小阿九一听这话立马慌乱地摆手,想要辩解,却一时不知说些什么好,无论怎么说都感觉会越描越黑。
等菜肴上桌,包间裏只剩下他和程家庆两个人的时候,小阿九才小声问道:“强子哥,这一顿下来得花不少钱吧?”
程家庆摆手,毫不在意道:“这钱财乃身外之物,更何况还是花给你过生日,拿这钱就花的值啊!不过,阿九啊,这一晚上你怎么老跟哥见外呢,莫不是几年不见,就真的生疏了?”
“没有没有,”小阿九连忙摇头,苦笑说,“这不是穷日子过惯了,突然这么一下,不太适应嘛……”
程家庆轻嗤一声:“你啊,就是没见过世面,改天哥带你开开眼去,来来来,今天你可得自罚三杯,谁让你老跟我见外不是。”
程家庆一边说着,一边将小阿九面前的酒杯倒满了酒,然后将酒杯举起,示意小阿九干了它。
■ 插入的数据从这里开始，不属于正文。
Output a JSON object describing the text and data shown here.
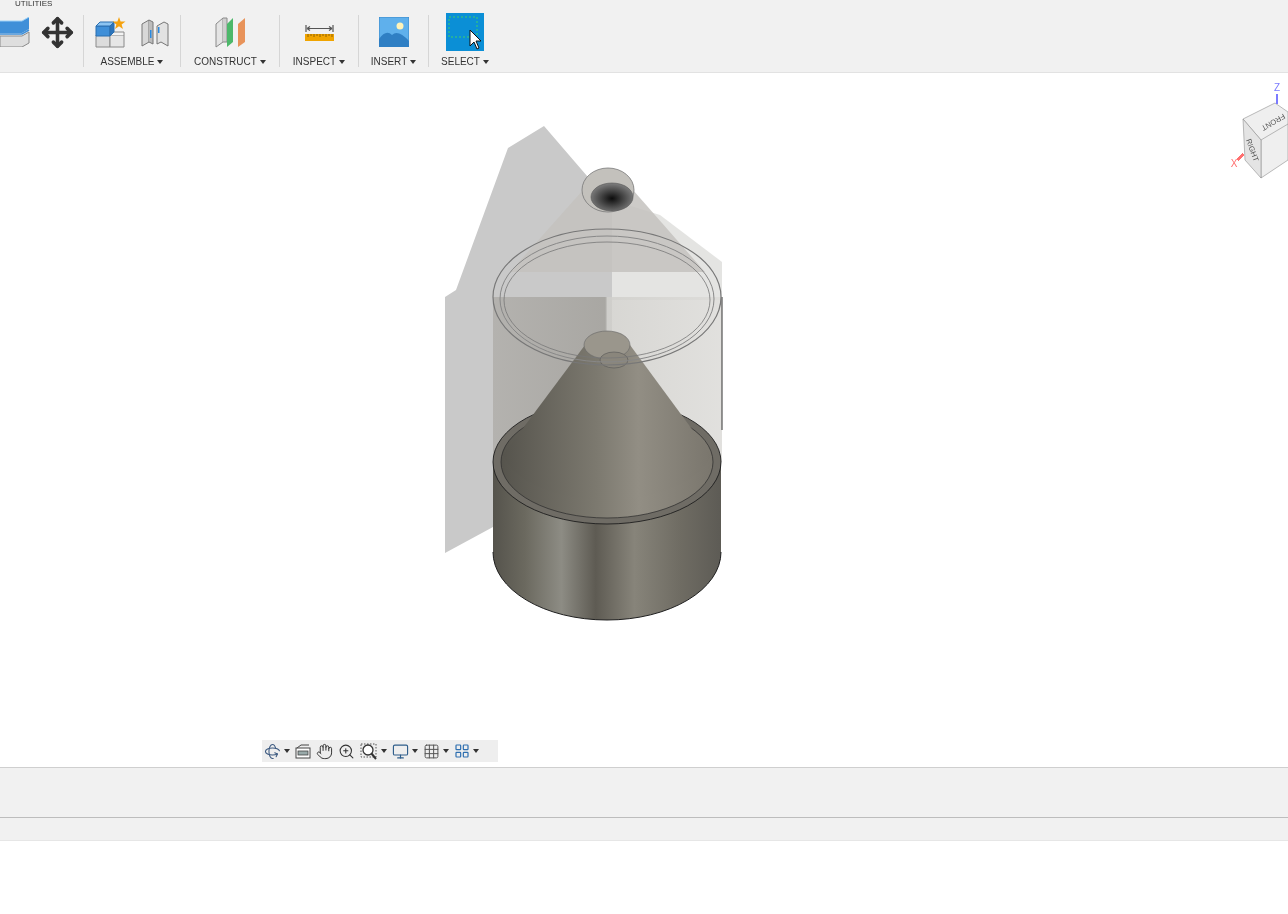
{
  "ribbon": {
    "tab": "UTILITIES",
    "groups": [
      {
        "kind": "assemble",
        "label": "ASSEMBLE"
      },
      {
        "kind": "construct",
        "label": "CONSTRUCT"
      },
      {
        "kind": "inspect",
        "label": "INSPECT"
      },
      {
        "kind": "insert",
        "label": "INSERT"
      },
      {
        "kind": "select",
        "label": "SELECT"
      }
    ]
  },
  "view_cube": {
    "top_face": "FRONT",
    "side_face": "RIGHT",
    "axes": [
      {
        "kind": "z",
        "label": "Z",
        "color": "#7b7bff"
      },
      {
        "kind": "x",
        "label": "X",
        "color": "#ff7070"
      }
    ]
  }
}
小阿九看着程家庆,心一横,连着爽快地干了三杯酒,就依然是有些熏熏然,酒意上头。
桌上酒过三巡,借着酒意,小阿九的局促也被丢到了九霄云外,话也变多了起来,他自己给自己满上了一杯酒,又给程家庆斟满,嘿嘿笑着乐道:“强子哥,你如今发达了,也没忘了我这个兄弟,以后我就是为你上刀山下火海也在所不辞!那、那句话怎么说来着,哦,叫茍、茍富贵,勿相……忘,强子哥你就没忘了我,嘿嘿。”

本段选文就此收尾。